The court did grant certiorari Thursday in seven cases.
In the case Herrera v. Wyoming, the justices will look at the elk-poaching conviction of Clayvin Herrera, a member of the Crow Tribe of Indians who engaged in subsistence hunting for his family in the Bighorn National Forest.
A case between Fourth Estate Public Benefit Corp. and Wall-Street.com asks whether an entity can be said to have registered a copyright claim merely by delivering the required application, deposit and fee to the copyright office.

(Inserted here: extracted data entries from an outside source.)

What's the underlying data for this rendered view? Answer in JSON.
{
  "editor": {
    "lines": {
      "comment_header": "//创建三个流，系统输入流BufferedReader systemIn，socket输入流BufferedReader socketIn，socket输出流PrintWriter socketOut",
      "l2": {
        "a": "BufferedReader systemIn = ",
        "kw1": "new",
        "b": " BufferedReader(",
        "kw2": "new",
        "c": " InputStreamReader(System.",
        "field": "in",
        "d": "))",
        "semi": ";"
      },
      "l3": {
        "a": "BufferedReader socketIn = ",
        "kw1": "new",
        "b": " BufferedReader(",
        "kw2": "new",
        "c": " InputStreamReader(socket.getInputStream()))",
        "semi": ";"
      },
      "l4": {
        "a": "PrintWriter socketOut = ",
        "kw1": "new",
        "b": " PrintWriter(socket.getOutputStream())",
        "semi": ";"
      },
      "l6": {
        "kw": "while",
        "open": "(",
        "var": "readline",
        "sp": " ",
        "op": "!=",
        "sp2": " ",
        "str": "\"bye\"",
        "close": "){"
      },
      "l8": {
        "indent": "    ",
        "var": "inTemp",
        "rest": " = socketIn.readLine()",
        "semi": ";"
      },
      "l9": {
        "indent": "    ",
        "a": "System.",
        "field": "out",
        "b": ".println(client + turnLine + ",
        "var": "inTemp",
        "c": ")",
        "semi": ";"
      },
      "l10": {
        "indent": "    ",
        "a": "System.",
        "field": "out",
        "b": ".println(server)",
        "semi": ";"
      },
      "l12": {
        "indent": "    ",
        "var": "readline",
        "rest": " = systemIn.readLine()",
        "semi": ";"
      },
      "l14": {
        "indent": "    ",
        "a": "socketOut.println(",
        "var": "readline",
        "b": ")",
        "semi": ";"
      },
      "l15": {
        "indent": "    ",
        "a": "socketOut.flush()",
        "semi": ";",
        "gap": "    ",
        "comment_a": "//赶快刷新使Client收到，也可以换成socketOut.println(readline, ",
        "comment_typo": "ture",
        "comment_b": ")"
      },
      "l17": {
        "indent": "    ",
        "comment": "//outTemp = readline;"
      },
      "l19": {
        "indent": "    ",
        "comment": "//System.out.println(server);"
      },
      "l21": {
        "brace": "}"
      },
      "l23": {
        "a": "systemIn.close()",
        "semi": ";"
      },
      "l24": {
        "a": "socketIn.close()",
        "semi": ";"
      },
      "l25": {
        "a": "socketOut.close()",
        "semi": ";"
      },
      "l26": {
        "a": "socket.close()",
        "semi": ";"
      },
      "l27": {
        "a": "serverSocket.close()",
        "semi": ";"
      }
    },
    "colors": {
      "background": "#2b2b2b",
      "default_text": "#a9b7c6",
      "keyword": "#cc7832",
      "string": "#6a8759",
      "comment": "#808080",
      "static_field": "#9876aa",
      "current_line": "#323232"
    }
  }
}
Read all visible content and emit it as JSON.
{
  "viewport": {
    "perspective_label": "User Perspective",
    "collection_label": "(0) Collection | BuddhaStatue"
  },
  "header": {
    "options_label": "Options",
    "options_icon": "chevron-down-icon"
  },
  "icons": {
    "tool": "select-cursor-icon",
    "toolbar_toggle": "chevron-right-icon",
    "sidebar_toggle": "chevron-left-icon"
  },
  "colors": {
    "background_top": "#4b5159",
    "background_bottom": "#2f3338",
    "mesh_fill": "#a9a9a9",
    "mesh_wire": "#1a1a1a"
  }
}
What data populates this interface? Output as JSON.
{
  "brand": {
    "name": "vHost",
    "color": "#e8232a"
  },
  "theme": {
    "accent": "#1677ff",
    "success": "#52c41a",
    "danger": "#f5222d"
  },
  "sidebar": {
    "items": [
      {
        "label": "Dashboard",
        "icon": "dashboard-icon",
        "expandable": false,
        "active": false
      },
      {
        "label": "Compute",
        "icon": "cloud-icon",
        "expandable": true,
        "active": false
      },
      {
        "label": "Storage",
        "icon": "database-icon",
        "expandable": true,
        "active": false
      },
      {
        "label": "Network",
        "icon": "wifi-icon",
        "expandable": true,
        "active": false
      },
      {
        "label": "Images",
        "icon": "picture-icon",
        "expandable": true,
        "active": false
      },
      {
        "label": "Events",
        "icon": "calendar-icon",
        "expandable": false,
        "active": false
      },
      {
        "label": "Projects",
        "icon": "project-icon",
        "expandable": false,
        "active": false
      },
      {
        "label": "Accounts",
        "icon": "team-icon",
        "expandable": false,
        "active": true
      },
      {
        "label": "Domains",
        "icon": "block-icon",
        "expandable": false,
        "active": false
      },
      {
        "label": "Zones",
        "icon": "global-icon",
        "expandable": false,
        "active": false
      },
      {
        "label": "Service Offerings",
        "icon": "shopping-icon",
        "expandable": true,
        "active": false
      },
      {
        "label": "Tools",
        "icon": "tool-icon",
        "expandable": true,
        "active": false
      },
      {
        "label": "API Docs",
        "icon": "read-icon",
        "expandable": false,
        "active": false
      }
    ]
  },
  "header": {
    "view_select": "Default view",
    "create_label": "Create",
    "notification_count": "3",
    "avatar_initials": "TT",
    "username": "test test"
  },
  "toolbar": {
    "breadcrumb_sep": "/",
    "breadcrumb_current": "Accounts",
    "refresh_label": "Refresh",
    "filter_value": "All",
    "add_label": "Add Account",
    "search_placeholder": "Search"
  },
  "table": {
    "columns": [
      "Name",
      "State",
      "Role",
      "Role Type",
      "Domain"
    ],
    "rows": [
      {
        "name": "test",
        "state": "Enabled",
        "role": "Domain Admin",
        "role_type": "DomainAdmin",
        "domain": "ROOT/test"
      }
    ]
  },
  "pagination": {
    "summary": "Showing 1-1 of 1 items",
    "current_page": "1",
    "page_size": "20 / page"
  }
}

Splitting with the Fifth and Ninth Circuits here, the 11th Circuit agreed with the 10th Circuit that the claim has been made only once the copyright office acts on the application.
Terance Martez Gamble won a writ of certiorari meanwhile for his challenge to the “separate sovereigns” exception to the Double Jeopardy Clause. This case arose from the 11th Circuit.
In Nieves v. Barlett, which arose from the Ninth Circuit, the justices agreed Thursday to decide whether probable cause defeats a First Amendment retaliatory-arrest claim, just as it defeats a retaliatory-prosecution claim.
Returning to the high court next term is the case Franchise Tax Board of California v. Hyatt.
The justices first took up the case in 2015 and vacated an underlying ruling from the Nevada Supreme Court the following year.
Next term in this case, the justices will decide whether to overrule the 1979 case Nevada v. Hall, which “permits a sovereign state to be haled into another state’s courts without its consent.”
The justices took up a case from the 10th Circuit as well. This case, Obduskey v. McCarthy & Holthus LLP, asks whether the Fair Debt Collection Practices Act applies to nonjudicial foreclosure proceedings.
Finally from the Third Circuit, the justices took up the case Merck Sharp & Dohme Corp. v. Albrecht.
This case asks whether a failure-to-warn claim under state law is pre-empted when the Food and Drug Administration rejected the drug manufacturer’s proposal to warn about the risk after being provided with the relevant scientific data. “Or must such a case go to a jury for conjecture as to why the FDA rejected the proposed warning,” the petition for certiorari asks.